Flüchtlinge auf dem Mittelmeer: EU strebt europäische Küstenwache an
An den Seegrenzen sind die EU-Behörden komplett überfordert. Der EU-Gipfel wird sich am Donnerstag deshalb mit diesem Thema befassen. Es könnte schon bald eine europäische Küstenwache geben.
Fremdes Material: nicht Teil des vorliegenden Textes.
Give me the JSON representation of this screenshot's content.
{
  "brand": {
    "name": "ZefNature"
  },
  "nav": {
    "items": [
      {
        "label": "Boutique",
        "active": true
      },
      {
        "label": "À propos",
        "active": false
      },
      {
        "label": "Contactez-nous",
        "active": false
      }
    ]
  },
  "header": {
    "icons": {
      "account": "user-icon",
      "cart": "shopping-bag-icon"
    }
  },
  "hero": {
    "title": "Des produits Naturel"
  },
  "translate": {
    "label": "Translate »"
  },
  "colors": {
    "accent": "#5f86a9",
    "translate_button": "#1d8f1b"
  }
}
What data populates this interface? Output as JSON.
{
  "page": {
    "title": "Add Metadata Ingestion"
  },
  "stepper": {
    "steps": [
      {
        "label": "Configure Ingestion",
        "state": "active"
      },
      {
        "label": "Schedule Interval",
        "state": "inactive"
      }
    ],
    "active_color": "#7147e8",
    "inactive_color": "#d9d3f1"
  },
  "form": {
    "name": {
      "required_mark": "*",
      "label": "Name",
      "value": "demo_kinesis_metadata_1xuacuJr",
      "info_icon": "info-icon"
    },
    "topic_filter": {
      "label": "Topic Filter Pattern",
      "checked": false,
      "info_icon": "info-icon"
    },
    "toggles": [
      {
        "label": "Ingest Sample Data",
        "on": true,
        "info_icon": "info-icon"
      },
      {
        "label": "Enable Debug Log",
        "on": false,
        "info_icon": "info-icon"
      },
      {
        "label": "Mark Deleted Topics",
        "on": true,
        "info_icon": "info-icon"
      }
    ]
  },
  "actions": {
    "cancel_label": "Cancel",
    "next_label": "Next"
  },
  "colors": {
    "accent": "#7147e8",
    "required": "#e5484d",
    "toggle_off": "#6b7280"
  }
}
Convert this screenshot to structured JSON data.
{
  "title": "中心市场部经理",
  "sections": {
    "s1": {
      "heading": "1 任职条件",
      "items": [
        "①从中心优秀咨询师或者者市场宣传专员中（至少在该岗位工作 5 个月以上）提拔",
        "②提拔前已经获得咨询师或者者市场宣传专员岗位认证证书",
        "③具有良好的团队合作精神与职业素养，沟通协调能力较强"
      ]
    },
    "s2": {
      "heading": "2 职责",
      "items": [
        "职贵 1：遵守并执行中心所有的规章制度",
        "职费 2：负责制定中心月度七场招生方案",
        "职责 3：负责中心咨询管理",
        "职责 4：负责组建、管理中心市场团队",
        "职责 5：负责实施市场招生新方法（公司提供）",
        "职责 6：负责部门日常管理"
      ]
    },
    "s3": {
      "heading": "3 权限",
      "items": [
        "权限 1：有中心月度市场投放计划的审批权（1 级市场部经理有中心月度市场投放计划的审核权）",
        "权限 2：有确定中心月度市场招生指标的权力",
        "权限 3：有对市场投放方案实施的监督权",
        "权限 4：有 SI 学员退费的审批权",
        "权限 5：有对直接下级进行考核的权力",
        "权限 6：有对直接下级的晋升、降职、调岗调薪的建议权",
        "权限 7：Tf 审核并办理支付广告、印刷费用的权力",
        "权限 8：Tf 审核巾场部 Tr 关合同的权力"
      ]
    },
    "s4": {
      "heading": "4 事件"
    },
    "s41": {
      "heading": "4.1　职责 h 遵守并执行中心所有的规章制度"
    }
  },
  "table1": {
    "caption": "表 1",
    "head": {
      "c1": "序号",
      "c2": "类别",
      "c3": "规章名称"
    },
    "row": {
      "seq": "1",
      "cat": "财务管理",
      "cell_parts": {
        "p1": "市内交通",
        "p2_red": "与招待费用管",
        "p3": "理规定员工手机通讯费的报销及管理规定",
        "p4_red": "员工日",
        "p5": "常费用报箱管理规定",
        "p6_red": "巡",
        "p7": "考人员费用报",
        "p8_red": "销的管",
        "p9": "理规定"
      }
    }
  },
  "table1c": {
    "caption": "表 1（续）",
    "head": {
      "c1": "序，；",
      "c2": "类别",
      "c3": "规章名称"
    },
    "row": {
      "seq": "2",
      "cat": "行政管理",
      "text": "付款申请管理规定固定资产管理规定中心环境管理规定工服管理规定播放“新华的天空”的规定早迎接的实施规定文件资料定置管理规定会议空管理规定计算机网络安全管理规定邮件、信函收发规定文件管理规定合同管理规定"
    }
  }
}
Es herrscht das blanke Chaos entlang der europäischen Seegrenzen, die Behörden sind überfordert. Das liegt aber nicht nur an der immensen Zahl von Flüchtlingen, die sich nach Europa aufmachen. Auch mangelnde Absprache trägt dazu bei. Sage und schreibe 316 Stellen sind in den 28 EU-Staaten für die Arbeit der Küstenwachen zuständig, wie eine Studie des Beratungsunternehmen ICF International im vergangenen Jahr für die Brüsseler Kommission festgestellt hat. Allein auf dem Mittelmeer, wo die mit Abstand größte Herausforderung wartet, existieren rund 50 unterschiedliche Zuständigkeiten. Zusammenarbeit gibt es dem Bericht zufolge wohl, aber in 70 verschiedenen Kooperationsstrukturen und über 41 zwischenstaatlichen Abkommen.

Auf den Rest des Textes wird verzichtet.